How far can an EV travel in typical South African conditions?
Sales of electric vehicles (EVs) are more than doubling every year, with the used car market seeing a 133% increase in EV sales in 2023 compared with 2022.
However, South African consumers are still anxious about range, expressing concerns about the distance EVs can travel on a charge on the open road.
Now in its third year, AutoTrader’s annual #ElectricCarChallenge is designed to address these concerns and set a national benchmark for electric mobility in South Africa.
Its intention is to establish the distance EVs can achieve on a charge while travelling non-stop at 120km/h on a typically hot South African day with the AC set at 21°C.
2023 results revealed that when driven non-stop from 90% battery charge down to 10%, the EVs tested typically have a range of between 199.9km and 254.7km.
“The tests are based on South African conditions rather than the cooler European testing scenarios,” said AutoTrader CEO George Mienie.
“In addition to setting a benchmark for EV variants, the aim is to produce a historical reference point upon which to look back and evaluate battery performance advancements year-on-year as battery technology evolves.”
In previous years, cars were driven to 0% of battery charge (2021) or from 100% to 10% (2022). In 2023, EV batteries were tested from 90% down to 10% to simulate real world conditions.
“To maintain good battery life, EVs should not be driven to lower than 10%,” said Mienie.
The battery challenge took place on the Gerotek high-speed oval track in Pretoria on a hot day (32°C) in November 2023.
Four 2023 registered EVs, all priced R2.5m or less, were put to the test — three compact SUVs (Mercedes-Benz EQA 250 Progressive, BMW iX1 xDrive30 xLine, Volvo XC40 Recharge Single Motor) and one hatchback (GWM Ora 400 GT Ultra Luxury).
The Mercedes-Benz EQA 250 posted a distance of 254.7km at an average speed of 117.35km/h in a time of 2 hours 8 minutes and 53 seconds.
Averaging 117.5km/h, the BMW iX1 covered 238.7km in 2 hours 2 minutes and 19 seconds.
Covering a distance of 214.5km, the Volvo XC40 Recharge posted a time of 1 hour 49 minutes and 33 seconds while travelling at an average speed of 116.25km/h.
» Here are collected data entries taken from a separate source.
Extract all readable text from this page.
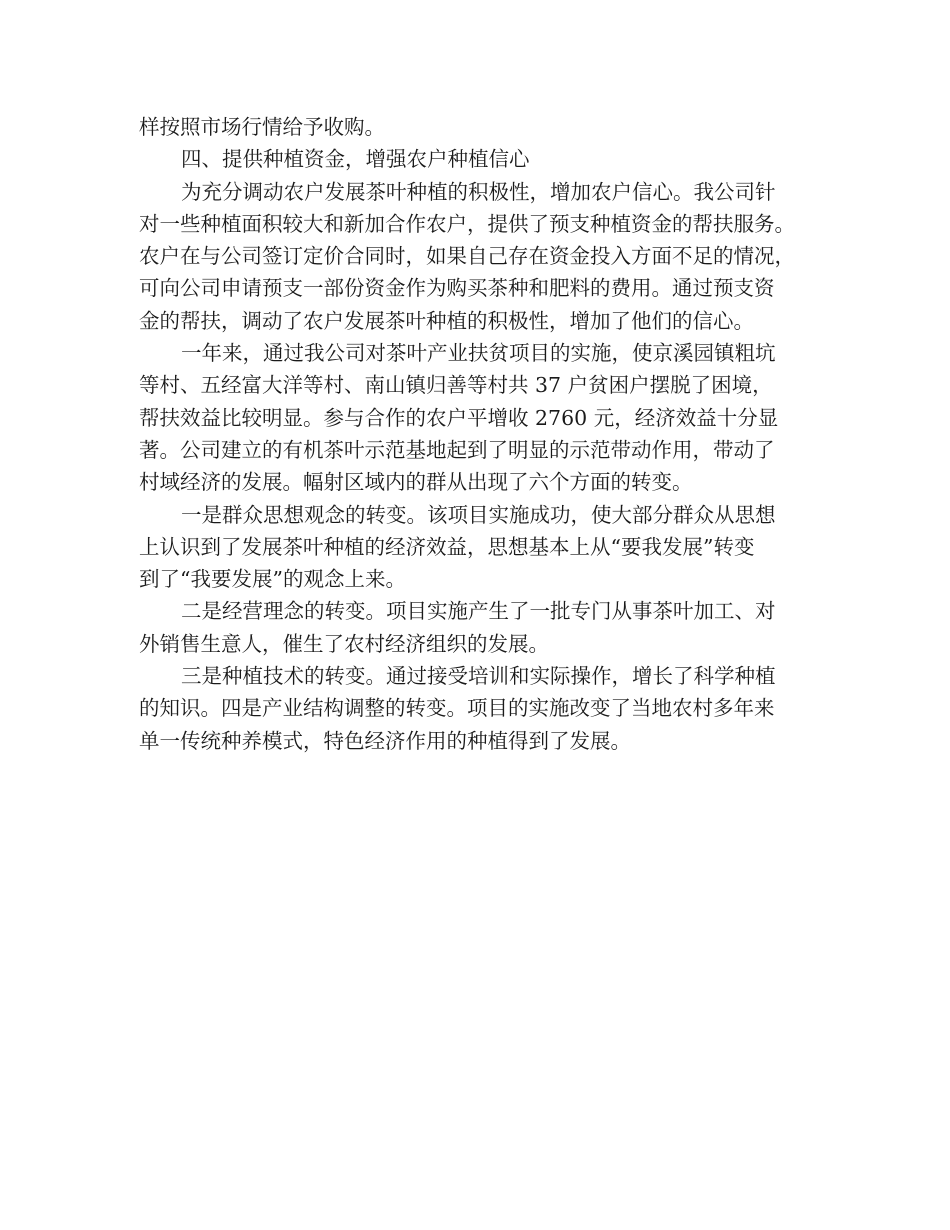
样按照市场行情给予收购。
四、提供种植资金，增强农户种植信心
为充分调动农户发展茶叶种植的积极性，增加农户信心。我公司针
对一些种植面积较大和新加合作农户，提供了预支种植资金的帮扶服务。
农户在与公司签订定价合同时，如果自己存在资金投入方面不足的情况，
可向公司申请预支一部份资金作为购买茶种和肥料的费用。通过预支资
金的帮扶，调动了农户发展茶叶种植的积极性，增加了他们的信心。
一年来，通过我公司对茶叶产业扶贫项目的实施，使京溪园镇粗坑
等村、五经富大洋等村、南山镇归善等村共 37 户贫困户摆脱了困境，
帮扶效益比较明显。参与合作的农户平增收 2760 元，经济效益十分显
著。公司建立的有机茶叶示范基地起到了明显的示范带动作用，带动了
村域经济的发展。幅射区域内的群从出现了六个方面的转变。
一是群众思想观念的转变。该项目实施成功，使大部分群众从思想
上认识到了发展茶叶种植的经济效益，思想基本上从“要我发展”转变
到了“我要发展”的观念上来。
二是经营理念的转变。项目实施产生了一批专门从事茶叶加工、对
外销售生意人，催生了农村经济组织的发展。
三是种植技术的转变。通过接受培训和实际操作，增长了科学种植
的知识。四是产业结构调整的转变。项目的实施改变了当地农村多年来
单一传统种养模式，特色经济作用的种植得到了发展。
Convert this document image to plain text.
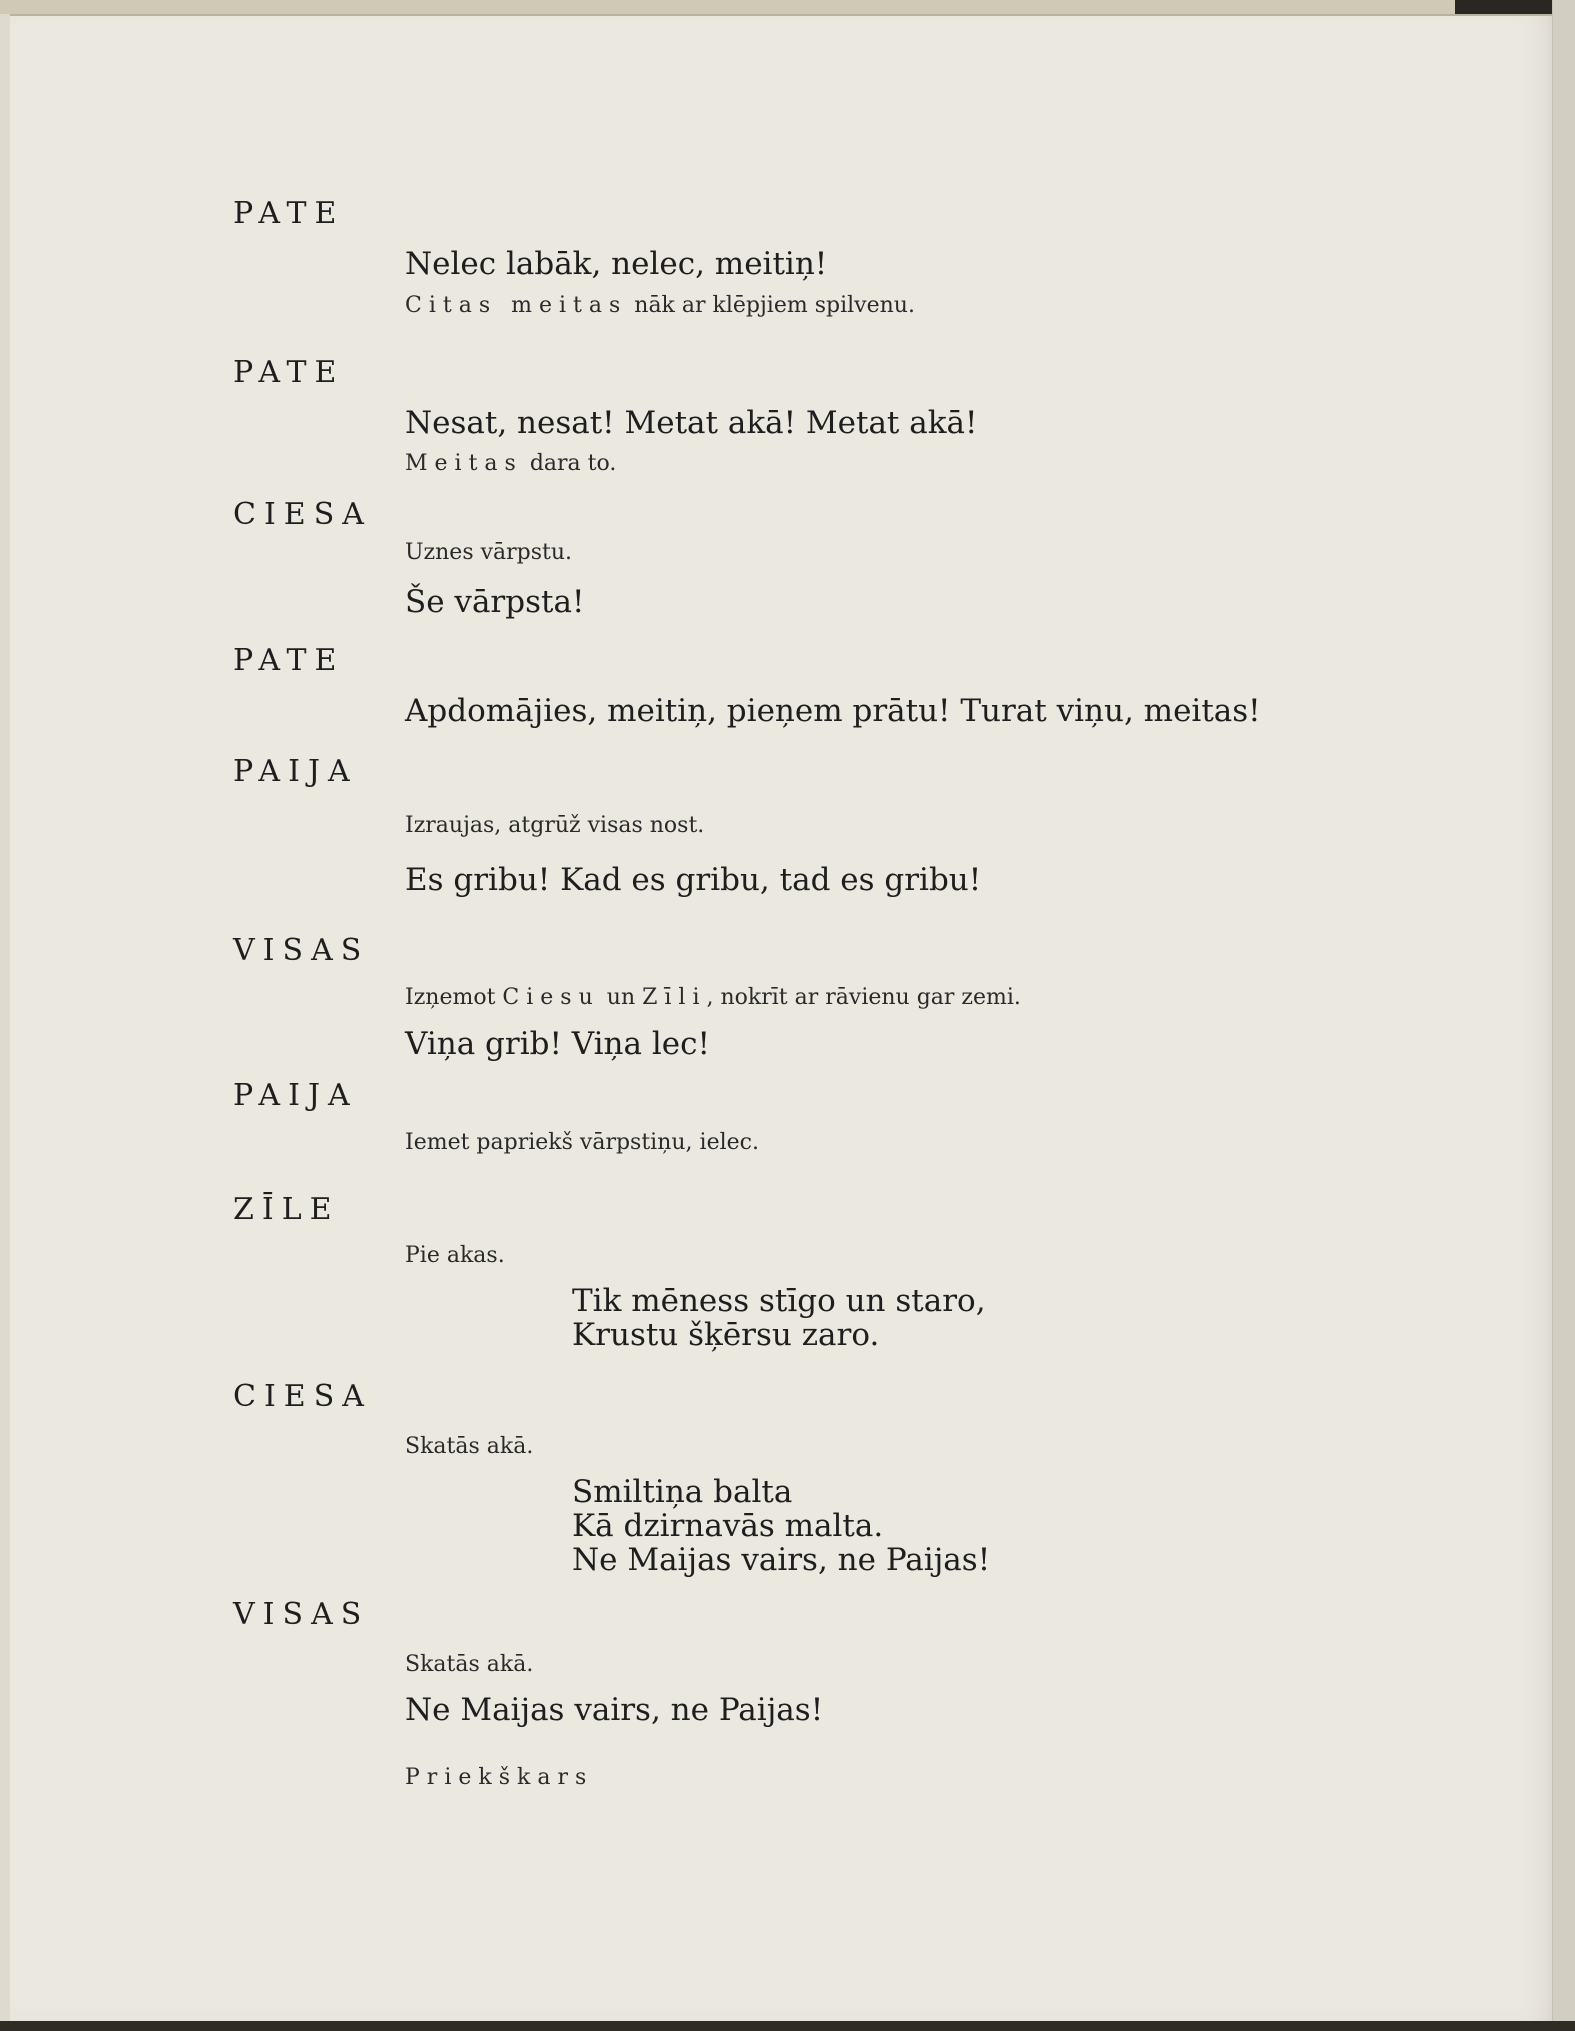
PATE
Nelec labāk, nelec, meitiņ!
Citas meitas nāk ar klēpjiem spilvenu.
PATE
Nesat, nesat! Metat akā! Metat akā!
Meitas dara to.
CIESA
Uznes vārpstu.
Še vārpsta!
PATE
Apdomājies, meitiņ, pieņem prātu! Turat viņu, meitas!
PAIJA
Izraujas, atgrūž visas nost.
Es gribu! Kad es gribu, tad es gribu!
VISAS
Izņemot Ciesu un Zīli, nokrīt ar rāvienu gar zemi.
Viņa grib! Viņa lec!
PAIJA
Iemet papriekš vārpstiņu, ielec.
ZĪLE
Pie akas.
Tik mēness stīgo un staro,
Krustu šķērsu zaro.
CIESA
Skatās akā.
Smiltiņa balta
Kā dzirnavās malta.
Ne Maijas vairs, ne Paijas!
VISAS
Skatās akā.
Ne Maijas vairs, ne Paijas!
Priekškars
The GWM Ora 400 GT achieved 199.9km at an average speed of 105.25km/h. The retro-styled hatch covered the distance in 1 hour 34 minutes and 49 seconds.
In addition to the EVs, South Africa’s best-selling new hybrid car, the Toyota Corolla Cross 1.8 Hybrid XS, was also tested with the objective of recording fuel efficiency. The hybrid faced the same conditions as the EVs.
Emulating the typical South African daily commute of 44km, tests mimicking highway driving (44km non-stop at the national speed limit) and 44km stop-start city style driving, were conducted.
The Corolla Cross produced a consumption of 6.7l/100km for highway driving. That equates to a range of 537km from the hybrid’s 36l tank. Figures were even more favourable for city driving, where the car posted 4.6l/100km, or a range of 782km.
Battery technology continues to evolve at pace, with advancements bringing longer ranges. This is likely to reduce range anxiety and accelerate greater EV adoption in South Africa.